自筆による『遺言書』の訂正方法について
1 はじめに


せっかく作っている自筆での『遺言書』も、書いてる最中に間違って記入をしてしまうことはよくあります。
当事務所では、自筆での『遺言書』を事務所内で作成していただくこともあるのですが、つい間違ってご記入をされる方の方がむしろ多いと思います。
今回は、そうした『遺言書』を作成した際の訂正方法について、ご紹介をさせていただきます。
2 自筆証書遺言の訂正方法
⑴ 自筆での『遺言書』を作成する場合、民法では次のように遵守すべき要件があります。

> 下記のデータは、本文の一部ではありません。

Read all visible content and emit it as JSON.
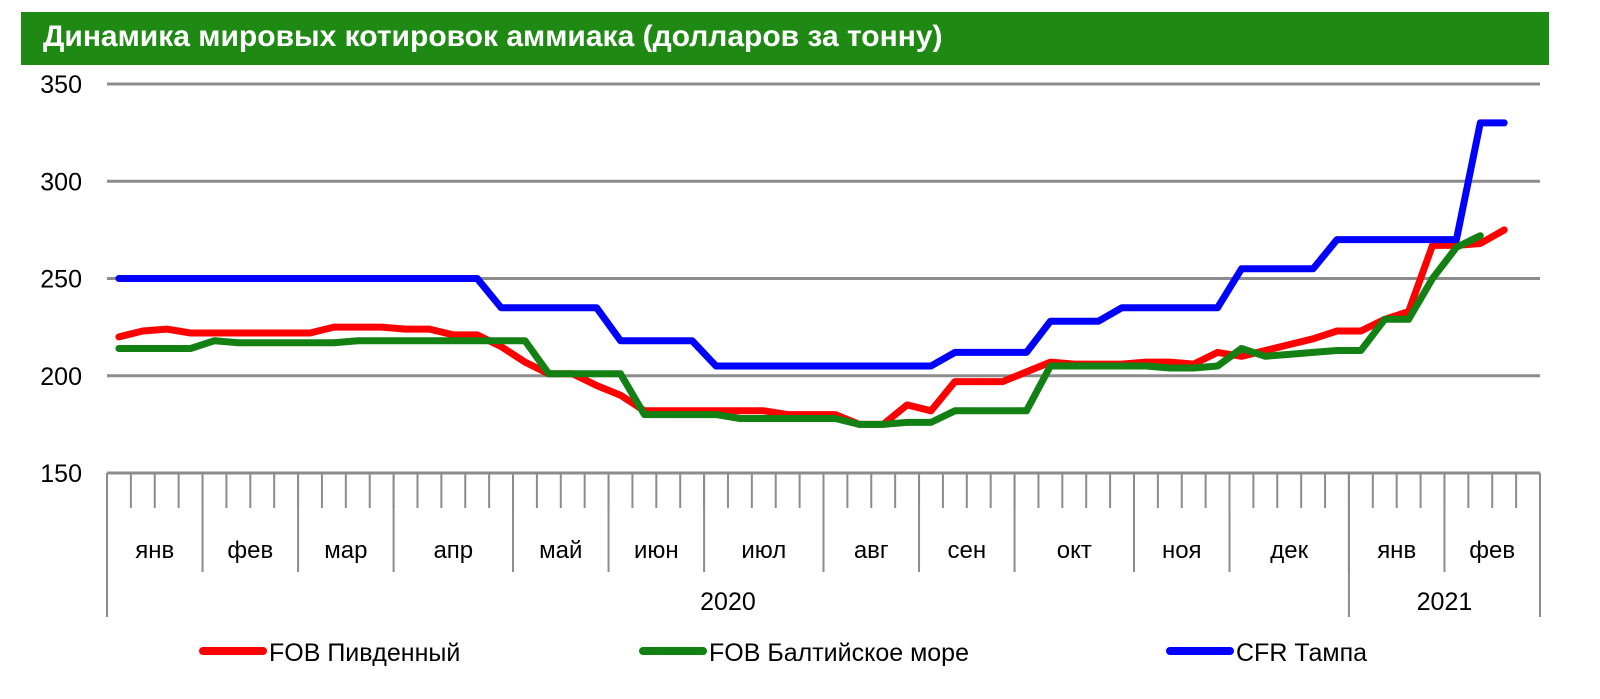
{
  "header": {
    "title": "Динамика мировых котировок аммиака  (долларов за тонну)"
  },
  "colors": {
    "title_bg": "#1e8a14",
    "grid": "#8c8c8c"
  },
  "chart_data": {
    "type": "line",
    "title": "Динамика мировых котировок аммиака  (долларов за тонну)",
    "ylim": [
      150,
      350
    ],
    "yticks": [
      150,
      200,
      250,
      300,
      350
    ],
    "grid": true,
    "legend_position": "bottom",
    "x_units": "weeks (Jan 2020 – Feb 2021)",
    "month_labels": [
      "янв",
      "фев",
      "мар",
      "апр",
      "май",
      "июн",
      "июл",
      "авг",
      "сен",
      "окт",
      "ноя",
      "дек",
      "янв",
      "фев"
    ],
    "month_weeks": [
      4,
      4,
      4,
      5,
      4,
      4,
      5,
      4,
      4,
      5,
      4,
      5,
      4,
      4
    ],
    "year_labels": [
      {
        "label": "2020",
        "months": 12
      },
      {
        "label": "2021",
        "months": 2
      }
    ],
    "series": [
      {
        "name": "FOB Пивденный",
        "color": "#ff0000",
        "values": [
          220,
          223,
          224,
          222,
          222,
          222,
          222,
          222,
          222,
          225,
          225,
          225,
          224,
          224,
          221,
          221,
          215,
          207,
          201,
          201,
          195,
          190,
          182,
          182,
          182,
          182,
          182,
          182,
          180,
          180,
          180,
          175,
          175,
          185,
          182,
          197,
          197,
          197,
          202,
          207,
          206,
          206,
          206,
          207,
          207,
          206,
          212,
          210,
          213,
          216,
          219,
          223,
          223,
          229,
          233,
          267,
          267,
          268,
          275
        ],
        "x_start": 0
      },
      {
        "name": "FOB Балтийское  море",
        "color": "#138013",
        "values": [
          214,
          214,
          214,
          214,
          218,
          217,
          217,
          217,
          217,
          217,
          218,
          218,
          218,
          218,
          218,
          218,
          218,
          218,
          201,
          201,
          201,
          201,
          180,
          180,
          180,
          180,
          178,
          178,
          178,
          178,
          178,
          175,
          175,
          176,
          176,
          182,
          182,
          182,
          182,
          205,
          205,
          205,
          205,
          205,
          204,
          204,
          205,
          214,
          210,
          211,
          212,
          213,
          213,
          229,
          229,
          250,
          266,
          272
        ],
        "x_start": 0
      },
      {
        "name": "CFR Тампа",
        "color": "#0000ff",
        "values": [
          250,
          250,
          250,
          250,
          250,
          250,
          250,
          250,
          250,
          250,
          250,
          250,
          250,
          250,
          250,
          250,
          235,
          235,
          235,
          235,
          235,
          218,
          218,
          218,
          218,
          205,
          205,
          205,
          205,
          205,
          205,
          205,
          205,
          205,
          205,
          212,
          212,
          212,
          212,
          228,
          228,
          228,
          235,
          235,
          235,
          235,
          235,
          255,
          255,
          255,
          255,
          270,
          270,
          270,
          270,
          270,
          270,
          330,
          330
        ],
        "x_start": 0
      }
    ]
  }
}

① 自筆の『遺言書』の作成には、遺言者の方ご自身がその全文、日付、氏名を自分でご記入し、遺言書に押印をしなければならない。
② 『遺言書』本文に添付する「財産目録」について、遺言者ご自身で自書していない場合(パソコン等で作成した場合)は、遺言者は全てのページに署名・押印をしなければならない。

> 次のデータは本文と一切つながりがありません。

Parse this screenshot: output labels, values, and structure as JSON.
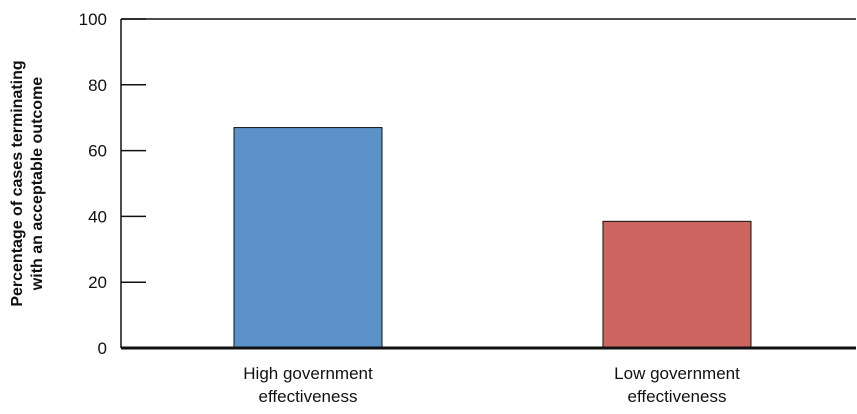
{
  "chart_data": {
    "type": "bar",
    "categories": [
      [
        "High government",
        "effectiveness"
      ],
      [
        "Low government",
        "effectiveness"
      ]
    ],
    "values": [
      67,
      38.5
    ],
    "colors": [
      "#5b93c9",
      "#cd6660"
    ],
    "ylabel": [
      "Percentage of cases terminating",
      "with an acceptable outcome"
    ],
    "xlabel": "",
    "title": "",
    "ylim": [
      0,
      100
    ],
    "yticks": [
      0,
      20,
      40,
      60,
      80,
      100
    ],
    "grid": false,
    "legend": "none"
  }
}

③ 自筆の『遺言書』の加除その他の変更は、遺言者が、その場所を指示し、これを変更した旨を付記して特にこれに署名し、かつ、その変更の場所に印を押さなければならない。
自筆での『遺言書』の作成には、これら①から③の要件を充たすことが必要です(民法第968条)。
⑵ 上記③の『遺言書』の具体的な訂正方法は以下の通りです。
❶ まず、訂正したい箇所を二本線で消します。
(修正ペンの利用は不可です。)
❷ 次に、正しい文言を横書きの場合は訂正箇所の上部に、縦書きの場合はその横に書きます。

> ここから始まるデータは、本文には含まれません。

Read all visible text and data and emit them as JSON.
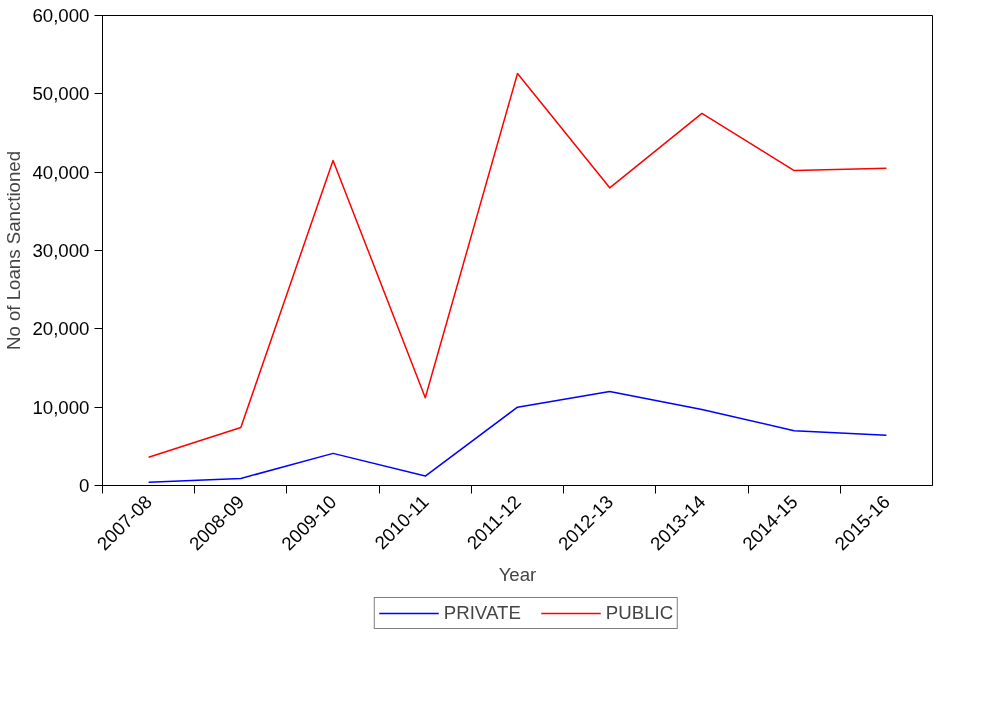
{
  "chart_data": {
    "type": "line",
    "xlabel": "Year",
    "ylabel": "No of Loans Sanctioned",
    "categories": [
      "2007-08",
      "2008-09",
      "2009-10",
      "2010-11",
      "2011-12",
      "2012-13",
      "2013-14",
      "2014-15",
      "2015-16"
    ],
    "series": [
      {
        "name": "PRIVATE",
        "color": "#0000ff",
        "values": [
          400,
          900,
          4100,
          1200,
          10000,
          12000,
          9700,
          7000,
          6400
        ]
      },
      {
        "name": "PUBLIC",
        "color": "#ff0000",
        "values": [
          3600,
          7400,
          41500,
          11200,
          52600,
          38000,
          47500,
          40200,
          40500
        ]
      }
    ],
    "ylim": [
      0,
      60000
    ],
    "yticks": [
      {
        "value": 0,
        "label": "0"
      },
      {
        "value": 10000,
        "label": "10,000"
      },
      {
        "value": 20000,
        "label": "20,000"
      },
      {
        "value": 30000,
        "label": "30,000"
      },
      {
        "value": 40000,
        "label": "40,000"
      },
      {
        "value": 50000,
        "label": "50,000"
      },
      {
        "value": 60000,
        "label": "60,000"
      }
    ],
    "grid": false,
    "legend": "bottom",
    "marker": "none",
    "line_style": "solid"
  }
}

❸ そして、訂正印(署名の横で押したものと同一の印鑑)を二重線のすぐ近くに押します。
❹ 最後に、遺言書の末尾、あるいは、訂正箇所の近くに訂正した内容を書き、署名をします。
⑶ 続いて『遺言書』への加筆方法は以下の通りです。
❶ 加筆したい箇所に、吹き出し等で加筆箇所を指示し、その中に文言を書き入れ、加筆した箇所の近くに訂正印を押します。
❷ そして、遺言書の末尾、あるいは加入箇所の近くに加入した内容を書き、署名します。
⑷ 最後に『遺言書』の削除方法は以下の通りです。
❶ 削除したい箇所に二重線を引き、訂正印を二重線の近くに押します。
❷ そして、遺言書の末尾、あるいは、削除箇所の近くに削除した内容を書き、署名します(たとえば、「上記2中、3字追加 署名 押印」などです。)。
※ <法務省HP掲載の自筆証書遺言保管制度での訂正方法>も参考になりますので、ご参照下さい。
3 さいごに
『遺言書』があることで、将来の“争続”を防ぐことにもつながります。
『遺言書』の作成は大げさに考えるのでなく、まず気軽に作成をなされることをご提案させていただきます。
上記のように、訂正方法についてもしっかりと法律のルールに従えば、簡単な内容の遺言であれば作成することは大変ではありません。
ただし、法律に定められたルールに反すると大事な『遺言書』の内容が無効となることもあります。
少しでも『遺言書』の作成にご興味がありましたら、『遺言書』の作成・相続案件にも慣れた弁護士にお気軽にご相談をされることをオススメいたします。